The rise of Internet financing has eaten into the savings of traditional banking giants. According to official data released on April 15, the savings of four State-owned banks dropped by 1.9 trillion yuan ($305.41 billion) in the first two weeks of April.
The development of the Internet has provided better information for market players. And since the Internet and the financing business both need information to run their systems, they can work in tandem.
Statistics show that in 2013, China's M2 was 103 trillion yuan ($16.58 trillion) against its GDP of 56 trillion yuan. But small and middle-sized enterprises which accounted for 70 percent of the total jobs in the country could only get less than 20 percent of the total loans issued by financial institutions. This shows that China's banking system is distorted, with the price of money not representative of its true value. This is where Internet financing can play a vital role, because it can fulfill traditional financing functions as well as create a financial world in which more people can do business.
Since the Internet has been attracting more users and capital by facilitating more and faster transactions, it can help better allocate resources through new modes of peer-to-peer lending and "mass funding", which have already attracted many investors. Besides, people can easily use the Internet to search for and compare various financial products - some new websites have already been designed to act like a financial supermarket to allow investors to choose their products (or investment vehicles). Internet financing also helps users diversify risks by providing a huge volume of data. An apt example of how a company or individual can minimize (or diversify) risks is Alibaba, whose petty loan lending - based on small businesses' daily performance - has crossed 170 billion yuan.

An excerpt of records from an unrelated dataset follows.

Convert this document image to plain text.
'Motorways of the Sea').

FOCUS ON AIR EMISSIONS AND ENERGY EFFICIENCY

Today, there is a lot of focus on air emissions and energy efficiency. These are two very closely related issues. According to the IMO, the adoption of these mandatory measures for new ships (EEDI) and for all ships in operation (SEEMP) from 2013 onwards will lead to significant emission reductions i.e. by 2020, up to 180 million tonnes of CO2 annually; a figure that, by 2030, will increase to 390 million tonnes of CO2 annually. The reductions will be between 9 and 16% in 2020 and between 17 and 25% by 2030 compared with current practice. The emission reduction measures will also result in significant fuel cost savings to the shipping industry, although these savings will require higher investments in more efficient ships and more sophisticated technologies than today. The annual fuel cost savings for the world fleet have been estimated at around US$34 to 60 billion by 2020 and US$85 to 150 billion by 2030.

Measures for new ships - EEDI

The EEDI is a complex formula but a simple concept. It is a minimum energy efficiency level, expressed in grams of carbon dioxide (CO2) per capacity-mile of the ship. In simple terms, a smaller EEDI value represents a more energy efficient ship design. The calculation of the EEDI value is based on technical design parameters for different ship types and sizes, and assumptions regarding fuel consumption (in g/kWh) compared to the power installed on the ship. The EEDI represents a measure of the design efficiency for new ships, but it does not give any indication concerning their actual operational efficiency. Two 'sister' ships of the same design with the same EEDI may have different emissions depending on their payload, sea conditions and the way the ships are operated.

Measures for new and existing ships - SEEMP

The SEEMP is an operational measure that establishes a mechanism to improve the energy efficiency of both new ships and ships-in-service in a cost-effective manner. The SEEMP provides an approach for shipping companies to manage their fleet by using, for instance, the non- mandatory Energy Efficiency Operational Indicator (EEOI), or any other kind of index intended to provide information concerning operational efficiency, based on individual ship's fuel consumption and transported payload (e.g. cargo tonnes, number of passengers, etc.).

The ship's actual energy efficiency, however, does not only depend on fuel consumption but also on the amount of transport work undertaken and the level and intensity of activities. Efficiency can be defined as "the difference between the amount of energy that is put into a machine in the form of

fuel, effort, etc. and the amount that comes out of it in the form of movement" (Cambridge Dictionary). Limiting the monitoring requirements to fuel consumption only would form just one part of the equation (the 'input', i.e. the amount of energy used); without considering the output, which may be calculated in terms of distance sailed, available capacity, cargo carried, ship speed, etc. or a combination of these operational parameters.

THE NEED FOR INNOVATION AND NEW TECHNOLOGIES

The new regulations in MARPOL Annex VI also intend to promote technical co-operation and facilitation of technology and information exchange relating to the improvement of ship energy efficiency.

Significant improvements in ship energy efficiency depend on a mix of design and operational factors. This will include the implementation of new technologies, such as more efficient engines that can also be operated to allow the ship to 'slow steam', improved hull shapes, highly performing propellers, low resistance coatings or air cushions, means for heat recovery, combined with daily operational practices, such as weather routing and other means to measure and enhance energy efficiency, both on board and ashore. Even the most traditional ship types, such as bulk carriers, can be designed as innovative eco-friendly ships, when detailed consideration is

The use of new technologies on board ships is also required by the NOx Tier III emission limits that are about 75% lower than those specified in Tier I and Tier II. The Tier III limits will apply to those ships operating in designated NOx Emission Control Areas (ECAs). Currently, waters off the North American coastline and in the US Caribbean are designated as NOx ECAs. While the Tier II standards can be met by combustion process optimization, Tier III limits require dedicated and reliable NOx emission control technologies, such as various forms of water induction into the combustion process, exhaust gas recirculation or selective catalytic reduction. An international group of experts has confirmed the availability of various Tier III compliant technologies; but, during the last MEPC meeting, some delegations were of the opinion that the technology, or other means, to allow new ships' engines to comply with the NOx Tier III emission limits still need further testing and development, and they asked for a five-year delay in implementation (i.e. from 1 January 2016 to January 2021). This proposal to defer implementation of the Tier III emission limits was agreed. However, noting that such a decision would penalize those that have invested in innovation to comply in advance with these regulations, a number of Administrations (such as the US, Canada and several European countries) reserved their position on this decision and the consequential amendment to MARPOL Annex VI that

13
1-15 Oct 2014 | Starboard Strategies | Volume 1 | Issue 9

Internet financing can also create a new financial world. It has already broken the traditional segmentation of space and time, prompting more people to do business.
One of its leading applications is Yu'ebao; its users who have Alipay can gain daily interest on their deposits from a money market fund launched in June last year. Not only is the minimum required investment of just 1 yuan convenient for small investors, but also its annual yield of about 6 percent is much higher than the central bank's benchmark rate of return of 0.35 percent. No wonder, it has collected more than 500 billion yuan from over 81 million investors.
Internet financing has the added advantage of being low on cost and high in efficiency. Whether it is equity or bond financing, or financial derivatives, the essence of financing is the medium of resource allocation and risk sharing. Traditional financing institutions have high labor costs and asymmetric information because of their technological limits, while the marginal cost of Internet financing is zero which makes it a better medium of financing with more updated data.
Internet financing is also convenient and fast. Third-party and mobile payments are the trends of the times, and the general belief is that with more high technology used to make payments, we can manage our wealth more conveniently.
The development of Internet financing, however, is not aimed against traditional financing institutions, even though it has facilitated changes in and poses a challenge to the traditional market. Internet financing can play a supplementary role to the capital market since the latter is encouraging an increasing number of small parties to join the market.
Having said that, it seems Internet financing is not that useful for transactions between big parties. Nevertheless, it can use its advantages to serve more individual (but small) investors. And by compiling a huge volume of data and developing cloud computing, it could improve the credit system as well.
Informatization can help traditional financial institutions to use Internet financing as a mode of operation. Of course, informatization has to be based on Internet technology and has to be carried out in three main areas.
First, traditional financial services should be made available online. In fact, most banks have already started developing their online-banking and mobile-banking business. For example, only about 40 percent of Bank of China's traditional financial business is now transacted over the counter.
Second, banks should allow clients to use the Internet without a time limit to transact business. Actually, China Minsheng Bank and Bank of Beijing are already allowing their clients to do so.
Third, banks should catch up with private enterprises in e-commerce. For instance, they should follow the example of China Citic Bank, which is working with Alibaba and Tencent to issue virtual credit cards.
If 2013 was the year when a new era in Internet financing started, 2014 could be the year of revolutionary developments. Internet financing has forced traditional financing institutions to undergo certain changes; now it is expected to transform them.